The campaign was successful. When the Berlin Declaration was promulgated on 27 March 2007, three heads of government refused to sign because the declaration contained no reference to God, religion or Europe's supposed Christian heritage, and the declaration was eventually signed only by Angela Merkel as president of the European Council, Hans-Gert Pottering, president of the European Parliament, and Jose Maunuel Barroso, President of the European Commission. The declaration was then incorporated as the Preamble into the daft of the European Constitution.

One of the reasons for the success of the campaign was that rather than attempt to obtain a million or more signatures from ordinary citizens the campaign enlisted the support of 1000 leading Europeans including elder statesmen, religious leaders and Nobel laureates, all with considerable influence in their respective countries.
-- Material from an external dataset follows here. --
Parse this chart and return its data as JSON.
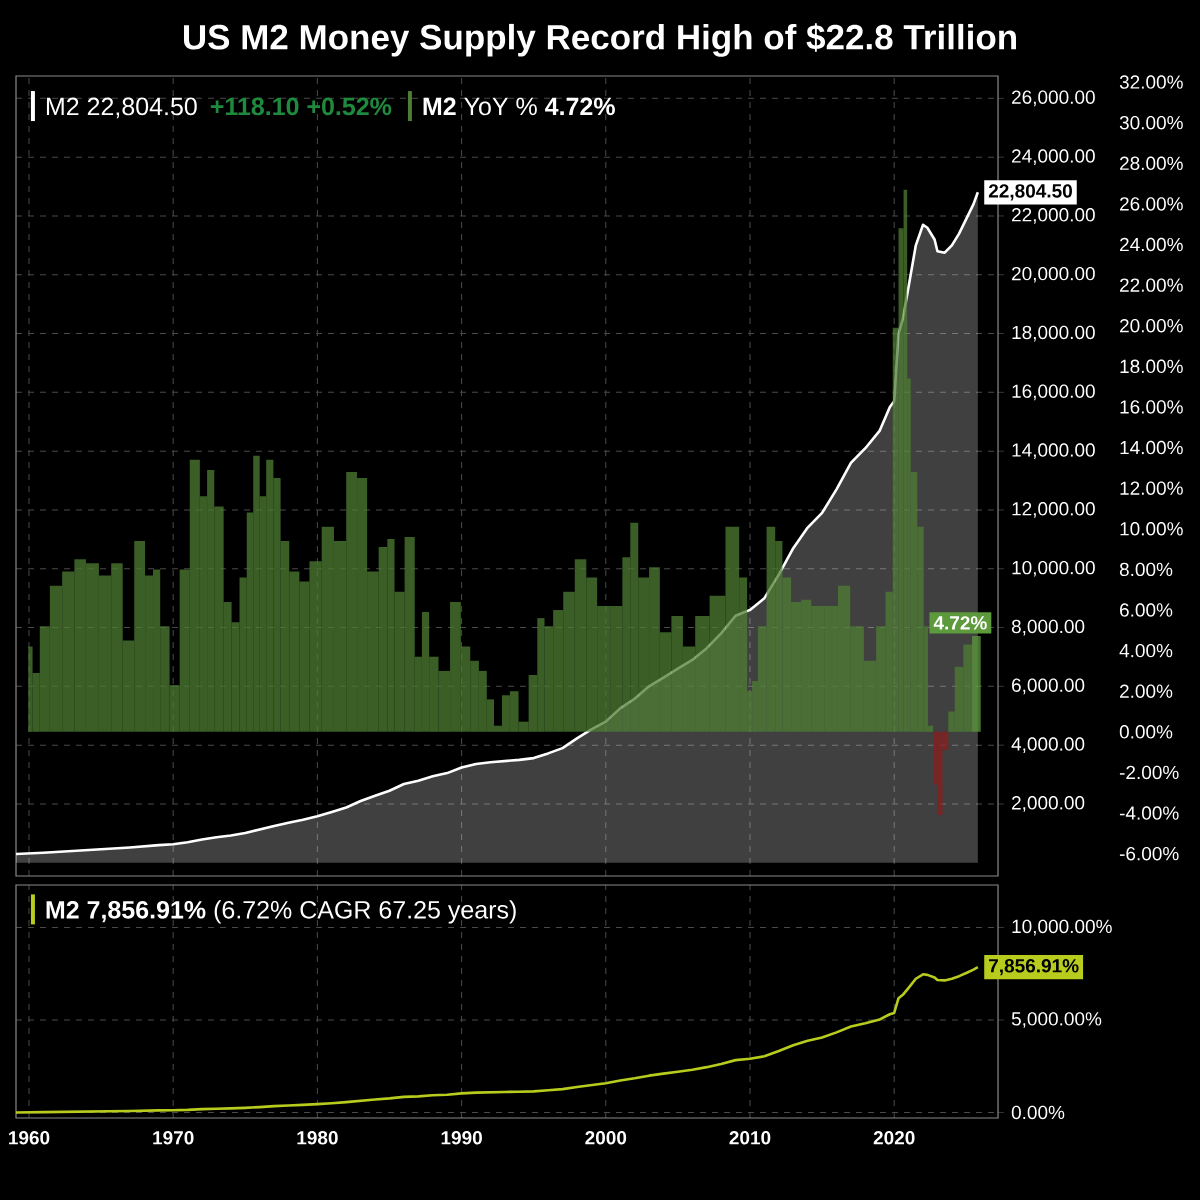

One not entirely unexpected result of the campaign was that a furious Pope Benedict XVI declared that "Europe has lost its soul" and demanded an invitation to address the European parliament. When the invitation was eventually received however the Pope declined, stating that the Parliament had become "too secular".

==Awards==
1999, with his wife Diana, Council for Secular Humanism "Distinguished Humanists" award

2006, the Free Press Prize of the Danish Free Press Society, together with the Norwegian-Pakistani comedian Shabana Rehman. The prize announcement stated that "Roy Brown has been a tireless advocate of free speech as part and parcel of human rights. He has thus made an invaluable contribution to the defence of the open society and freedom of expression."

In 2008, Brown received the IHEU Distinguished Service to Humanism award for, among other things, his work representing the IHEU at the UN Human Rights Council in Geneva.